Furthermore, we found BAMs in molecular families of fatty acyls with a relatively low mass-charge, indicating conjugation of SCFAs. A molecular family of peptide structures, containing substructural motifs of SCFA related aminobutyrate, indicating degradation, biosynthesis or conjugation of an aminobutyrate-like peptide by bacteria in the intestinal environment. A network of putative peptides with BAMs revealed three shared substructural motifs between metabolites, including traces of histidine, alkylamine, and creatinine, indicating incorporation of ammonia derivatives into peptides by intestinal bacteria in rainbow trout (Fig. 4). These findings could confirm our metagenomic observation of arginine biosynthesis, which includes metabolism of ammonia rich peptides.
Feed additives and nutrient utilisation
Feed performance was evaluated based on bulk weights and counts of rainbow trout from five replicate tanks for each of the three feeding groups tested. Registration of total fed feed for each tank, as well as near infrared spectroscopically determined content of protein and lipid in each feed group was recorded (Supplementary Fig. 5a-e).
Our findings indicate that nutrient related phenotypes of juvenile rainbow trout can be affected by feed additives. Overall, our analyses revealed no significant differences in percent weight gain (WG), Feed Conversion Ratio (FCR), and the inverse of FCR, Feed Efficiency Ratio (FER), among feeding groups (Supplementary Fig. 5a-c). It should be noted that nutritional analysis of feed revealed a lower number of calories (MJ/Kg) and fat content (%) in PRO feed, and a lower amount of protein in the CTRL diet (Table 1). This may explain some of the observed differences in the performance data and complicates the further interpretations of feed efficiency indices (Supplementary Fig. 5).

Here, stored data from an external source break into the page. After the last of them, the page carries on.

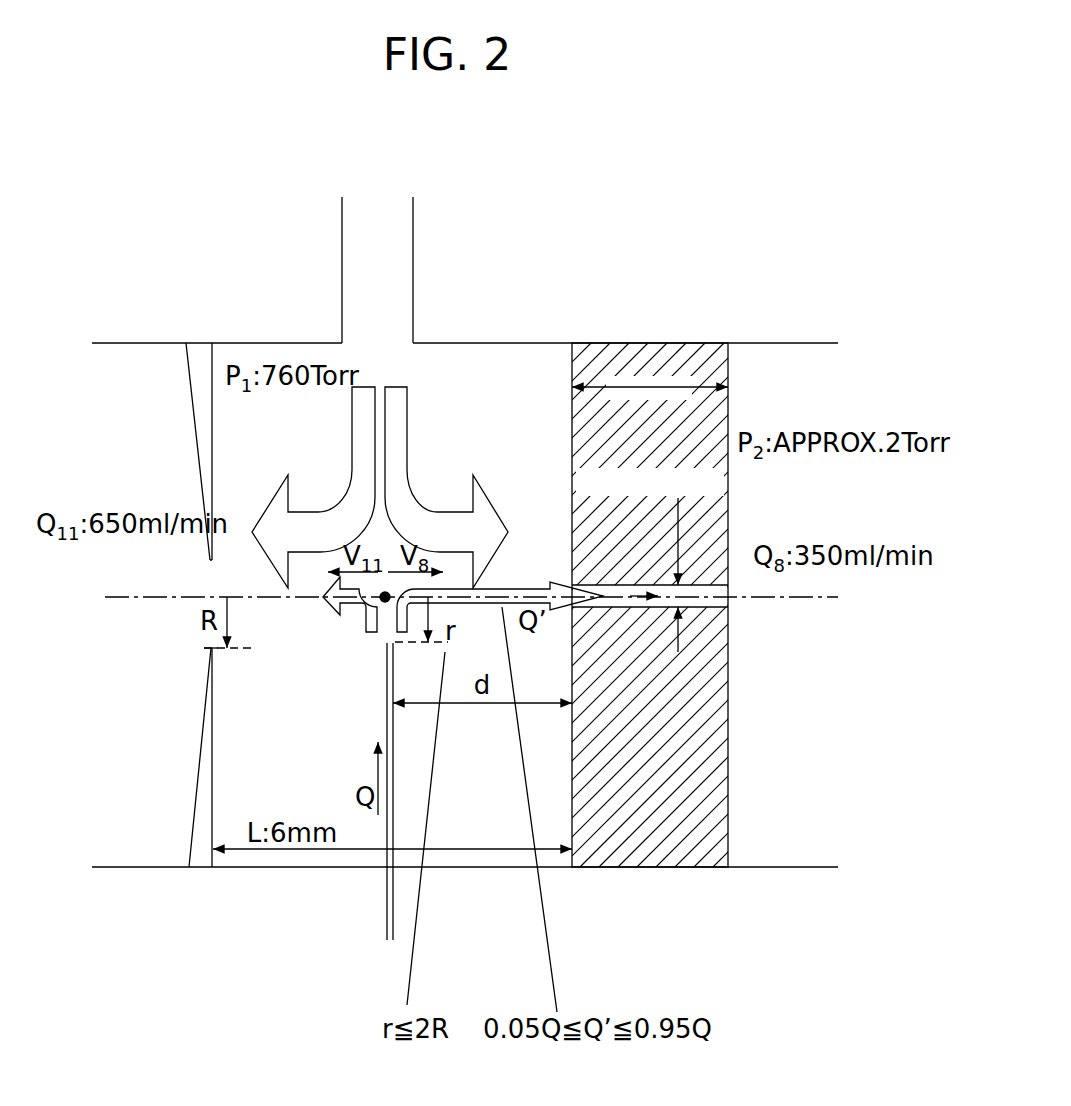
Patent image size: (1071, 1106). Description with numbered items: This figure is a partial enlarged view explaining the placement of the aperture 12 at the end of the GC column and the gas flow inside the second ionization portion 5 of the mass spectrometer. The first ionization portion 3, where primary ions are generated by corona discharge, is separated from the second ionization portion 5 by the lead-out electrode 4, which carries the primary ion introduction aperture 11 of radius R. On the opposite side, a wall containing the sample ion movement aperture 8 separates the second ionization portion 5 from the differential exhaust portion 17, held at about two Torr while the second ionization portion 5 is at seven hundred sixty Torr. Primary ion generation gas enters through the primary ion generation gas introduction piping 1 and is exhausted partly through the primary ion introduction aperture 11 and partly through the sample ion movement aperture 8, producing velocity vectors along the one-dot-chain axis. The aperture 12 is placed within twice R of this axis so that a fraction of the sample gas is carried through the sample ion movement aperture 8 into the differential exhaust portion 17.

The primary ion generation gas introduction piping 1 is at (387, 268).
The first ionization portion 3 is at (145, 835).
The lead-out electrode 4 is at (198, 343).
The second ionization portion 5 is at (478, 832).
The sample ion movement aperture 8 is at (604, 604).
The primary ion introduction aperture 11 is at (197, 578).
The aperture at the end of the GC column 12 is at (388, 638).
The differential exhaust portion 17 is at (792, 393).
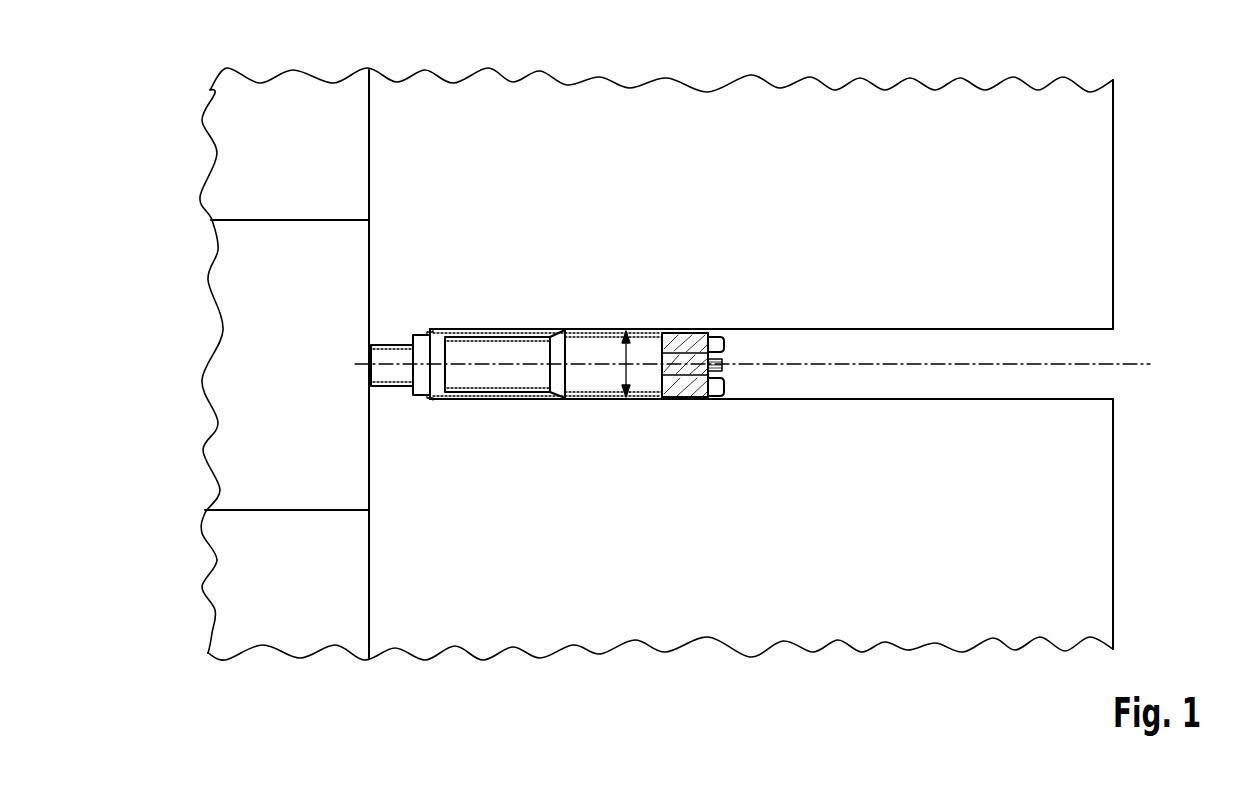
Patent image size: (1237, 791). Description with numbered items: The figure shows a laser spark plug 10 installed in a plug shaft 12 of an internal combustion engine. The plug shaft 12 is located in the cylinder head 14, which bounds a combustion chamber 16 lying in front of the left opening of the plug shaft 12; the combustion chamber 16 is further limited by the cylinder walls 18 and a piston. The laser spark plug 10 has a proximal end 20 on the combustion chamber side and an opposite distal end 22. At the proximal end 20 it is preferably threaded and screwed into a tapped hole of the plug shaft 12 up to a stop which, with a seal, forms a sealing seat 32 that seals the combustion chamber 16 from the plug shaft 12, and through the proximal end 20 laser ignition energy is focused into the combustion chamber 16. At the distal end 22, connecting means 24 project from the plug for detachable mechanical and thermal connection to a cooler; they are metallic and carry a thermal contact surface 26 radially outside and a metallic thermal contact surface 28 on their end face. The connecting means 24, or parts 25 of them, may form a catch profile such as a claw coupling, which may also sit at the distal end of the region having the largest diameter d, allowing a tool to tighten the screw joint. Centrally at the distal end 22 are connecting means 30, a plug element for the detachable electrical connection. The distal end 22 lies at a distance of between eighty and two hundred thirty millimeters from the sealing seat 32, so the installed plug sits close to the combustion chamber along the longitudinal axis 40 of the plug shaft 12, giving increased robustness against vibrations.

The laser spark plug 10 is at (689, 364).
The plug shaft 12 is at (1072, 385).
The cylinder head 14 is at (1095, 527).
The combustion chamber 16 is at (267, 381).
The cylinder walls 18 is at (275, 221).
The proximal end 20 is at (388, 399).
The distal end 22 is at (572, 389).
The connecting means 24 is at (683, 342).
The parts of connecting means 25 is at (712, 396).
The thermal contact surface 26 is at (711, 338).
The metallic thermal contact surface 28 is at (727, 350).
The connecting means for electrical connection 30 is at (722, 364).
The sealing seat 32 is at (418, 325).
The longitudinal axis 40 is at (866, 364).
The largest diameter d is at (626, 350).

However, the Lipid Efficiency Ratio (LER) suggest a significantly more effective conversion of feed lipids into biomass in the PRO group (F(2,12) = 9.84, p = 0.0029) (Supplementary Fig. 5d), indicating usage of Pediococcus acidilactici MA18/5M could improve efficiency of lipid utilisation in rainbow trout. Analysis of Protein Efficiency Ratio (PER) showed that the CTRL group had a significantly higher efficiency than the other feeding types (F(2,12) = 9.88, p = 0.0029). This could indicate that use of feed with pro- or synbiotic additives may decrease protein utilisation as a response to higher lipid efficiency ratio (Supplementary Fig. 5e). An accurate LER and PER determination would require isoenergetic/proteinic diets and analysis of whole-body fat and protein rather than bulk weight of the fish.